I had an extra cup of coffee and swapped a few war stories. He walked me to the door as evening came on.

“Come back and see me again sometime, Jay,” Mr. Palmer said as I left. “It’s nice to talk to somebody smart now and then.”

I DROVE DOWN TO THE ADDRESS Mr. Palmer gave me. It was on a small street a mile or so south of Pico. The house was smaller than the gaping garage, and the lawn was covered with rusting cars and motorcycle parts. I saw three men and one white-blond girl sitting on a bench, drinking whiskey from a quart bottle. One of the men and the girl had been in the photograph I took from the Santa Maria trailer.

The men were a rough-looking lot. They had long greasy hair that came down past where their collars would have been if they wore proper shirts.
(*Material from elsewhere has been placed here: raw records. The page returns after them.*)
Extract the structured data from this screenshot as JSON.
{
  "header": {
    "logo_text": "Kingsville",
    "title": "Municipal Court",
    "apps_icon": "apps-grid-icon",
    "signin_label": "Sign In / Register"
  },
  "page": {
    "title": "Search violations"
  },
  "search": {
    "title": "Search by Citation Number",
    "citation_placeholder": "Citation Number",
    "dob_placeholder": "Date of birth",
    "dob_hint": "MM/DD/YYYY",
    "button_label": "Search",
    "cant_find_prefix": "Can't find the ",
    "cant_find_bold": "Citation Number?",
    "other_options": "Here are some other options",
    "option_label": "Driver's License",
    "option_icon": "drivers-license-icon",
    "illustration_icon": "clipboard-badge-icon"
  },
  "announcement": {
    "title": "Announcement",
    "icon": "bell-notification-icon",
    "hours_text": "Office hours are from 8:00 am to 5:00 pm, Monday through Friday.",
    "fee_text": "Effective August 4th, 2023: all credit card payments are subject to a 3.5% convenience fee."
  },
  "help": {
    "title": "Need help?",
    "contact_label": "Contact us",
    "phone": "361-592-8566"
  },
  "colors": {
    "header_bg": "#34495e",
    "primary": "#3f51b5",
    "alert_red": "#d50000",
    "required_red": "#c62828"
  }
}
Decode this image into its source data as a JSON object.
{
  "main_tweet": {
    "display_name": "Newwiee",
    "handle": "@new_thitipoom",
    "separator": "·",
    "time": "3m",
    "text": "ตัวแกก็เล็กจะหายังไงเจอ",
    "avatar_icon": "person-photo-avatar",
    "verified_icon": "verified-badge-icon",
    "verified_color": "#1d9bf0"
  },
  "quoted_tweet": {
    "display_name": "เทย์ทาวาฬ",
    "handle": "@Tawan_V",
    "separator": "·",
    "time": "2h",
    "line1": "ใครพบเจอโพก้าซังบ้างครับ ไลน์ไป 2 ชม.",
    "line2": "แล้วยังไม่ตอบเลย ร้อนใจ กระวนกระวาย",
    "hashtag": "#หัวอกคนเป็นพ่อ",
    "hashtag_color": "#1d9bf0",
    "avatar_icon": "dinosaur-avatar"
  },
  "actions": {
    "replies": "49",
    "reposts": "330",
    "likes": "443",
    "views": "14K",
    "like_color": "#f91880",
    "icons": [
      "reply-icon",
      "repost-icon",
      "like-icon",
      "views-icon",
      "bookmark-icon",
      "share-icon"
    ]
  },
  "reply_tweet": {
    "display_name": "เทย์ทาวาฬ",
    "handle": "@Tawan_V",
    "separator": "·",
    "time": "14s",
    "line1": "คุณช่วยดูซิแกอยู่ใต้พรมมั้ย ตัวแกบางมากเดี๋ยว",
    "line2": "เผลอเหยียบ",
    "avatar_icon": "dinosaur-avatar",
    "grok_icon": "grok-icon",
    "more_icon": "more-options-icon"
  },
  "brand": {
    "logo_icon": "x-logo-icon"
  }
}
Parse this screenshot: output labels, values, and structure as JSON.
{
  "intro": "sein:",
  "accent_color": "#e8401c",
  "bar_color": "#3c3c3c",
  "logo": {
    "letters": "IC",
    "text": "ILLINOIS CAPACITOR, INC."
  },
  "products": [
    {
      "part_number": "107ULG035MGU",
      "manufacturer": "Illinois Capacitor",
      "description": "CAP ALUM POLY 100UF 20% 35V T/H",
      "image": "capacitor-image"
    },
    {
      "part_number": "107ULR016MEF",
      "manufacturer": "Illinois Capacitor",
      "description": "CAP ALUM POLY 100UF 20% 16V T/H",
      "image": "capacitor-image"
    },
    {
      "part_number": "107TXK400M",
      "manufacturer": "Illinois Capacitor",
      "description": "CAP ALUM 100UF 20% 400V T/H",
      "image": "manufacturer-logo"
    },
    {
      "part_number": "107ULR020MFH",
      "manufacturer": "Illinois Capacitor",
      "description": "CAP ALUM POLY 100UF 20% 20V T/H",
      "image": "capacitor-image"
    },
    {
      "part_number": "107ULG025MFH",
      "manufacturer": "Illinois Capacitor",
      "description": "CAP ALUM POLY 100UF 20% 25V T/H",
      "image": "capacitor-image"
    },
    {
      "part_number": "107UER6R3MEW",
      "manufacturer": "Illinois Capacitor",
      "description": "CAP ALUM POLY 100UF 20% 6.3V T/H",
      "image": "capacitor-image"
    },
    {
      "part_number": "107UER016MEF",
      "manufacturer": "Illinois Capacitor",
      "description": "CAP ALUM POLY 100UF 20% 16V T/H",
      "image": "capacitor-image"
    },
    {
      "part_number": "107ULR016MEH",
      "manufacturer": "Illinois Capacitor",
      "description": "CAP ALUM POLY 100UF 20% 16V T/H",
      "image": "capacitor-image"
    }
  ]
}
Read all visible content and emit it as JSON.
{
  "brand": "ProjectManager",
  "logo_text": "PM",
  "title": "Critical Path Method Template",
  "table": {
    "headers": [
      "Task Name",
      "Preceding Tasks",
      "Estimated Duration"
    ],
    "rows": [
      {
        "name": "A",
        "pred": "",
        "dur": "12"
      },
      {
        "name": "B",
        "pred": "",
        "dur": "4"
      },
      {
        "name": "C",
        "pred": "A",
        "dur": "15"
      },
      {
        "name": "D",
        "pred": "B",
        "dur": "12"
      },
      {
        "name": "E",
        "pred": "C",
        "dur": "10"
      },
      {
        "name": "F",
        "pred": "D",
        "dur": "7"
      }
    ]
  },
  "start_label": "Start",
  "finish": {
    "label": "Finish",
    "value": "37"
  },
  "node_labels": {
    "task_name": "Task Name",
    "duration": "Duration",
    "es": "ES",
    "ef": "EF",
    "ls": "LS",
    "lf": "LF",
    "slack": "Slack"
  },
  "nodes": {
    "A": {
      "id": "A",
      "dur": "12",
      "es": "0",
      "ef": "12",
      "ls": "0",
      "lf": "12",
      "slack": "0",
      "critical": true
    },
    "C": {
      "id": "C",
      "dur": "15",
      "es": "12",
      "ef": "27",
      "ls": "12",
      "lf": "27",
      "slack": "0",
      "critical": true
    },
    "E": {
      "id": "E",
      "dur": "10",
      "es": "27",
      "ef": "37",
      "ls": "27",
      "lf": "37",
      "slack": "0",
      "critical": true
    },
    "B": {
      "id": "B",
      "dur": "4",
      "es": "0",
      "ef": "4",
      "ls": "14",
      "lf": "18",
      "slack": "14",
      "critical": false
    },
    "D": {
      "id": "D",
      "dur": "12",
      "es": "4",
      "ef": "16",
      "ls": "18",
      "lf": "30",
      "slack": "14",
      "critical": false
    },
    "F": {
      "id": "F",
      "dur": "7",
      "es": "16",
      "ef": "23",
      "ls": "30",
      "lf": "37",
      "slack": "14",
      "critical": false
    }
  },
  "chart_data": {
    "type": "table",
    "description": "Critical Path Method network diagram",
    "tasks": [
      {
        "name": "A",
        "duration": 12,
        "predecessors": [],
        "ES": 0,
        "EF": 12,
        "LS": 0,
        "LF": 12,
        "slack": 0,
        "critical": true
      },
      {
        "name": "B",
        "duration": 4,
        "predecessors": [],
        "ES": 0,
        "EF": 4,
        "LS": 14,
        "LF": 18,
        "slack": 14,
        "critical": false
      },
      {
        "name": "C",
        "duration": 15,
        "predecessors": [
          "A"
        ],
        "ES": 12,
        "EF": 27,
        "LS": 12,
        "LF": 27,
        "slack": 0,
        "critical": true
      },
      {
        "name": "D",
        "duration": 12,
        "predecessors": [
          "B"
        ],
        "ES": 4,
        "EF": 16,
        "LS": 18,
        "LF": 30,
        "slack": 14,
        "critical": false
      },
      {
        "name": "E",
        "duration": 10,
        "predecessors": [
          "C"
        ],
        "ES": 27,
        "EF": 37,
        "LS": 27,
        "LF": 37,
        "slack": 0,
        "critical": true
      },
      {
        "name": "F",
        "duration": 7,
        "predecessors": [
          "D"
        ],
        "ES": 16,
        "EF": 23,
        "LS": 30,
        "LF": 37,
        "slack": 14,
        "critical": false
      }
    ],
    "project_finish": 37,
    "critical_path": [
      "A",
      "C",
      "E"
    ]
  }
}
But they wore T-shirts and leather jackets, dirty jeans and heavy boots.

I drove by quickly and then headed back toward Compton.

I MULLED OVER THE PROBLEM of Dean’s brother’s place all the way. Mr. Palmer was probably right about me walking up there alone. Even in a gesture of friendship those men would have probably shown me the door—with a tire iron. And I didn’t want Doreen or Dean to know I was looking into them, not until I had a plan.

I needed backup but there was only one man I knew who could take that ride. And it scared me to death even to consider his help.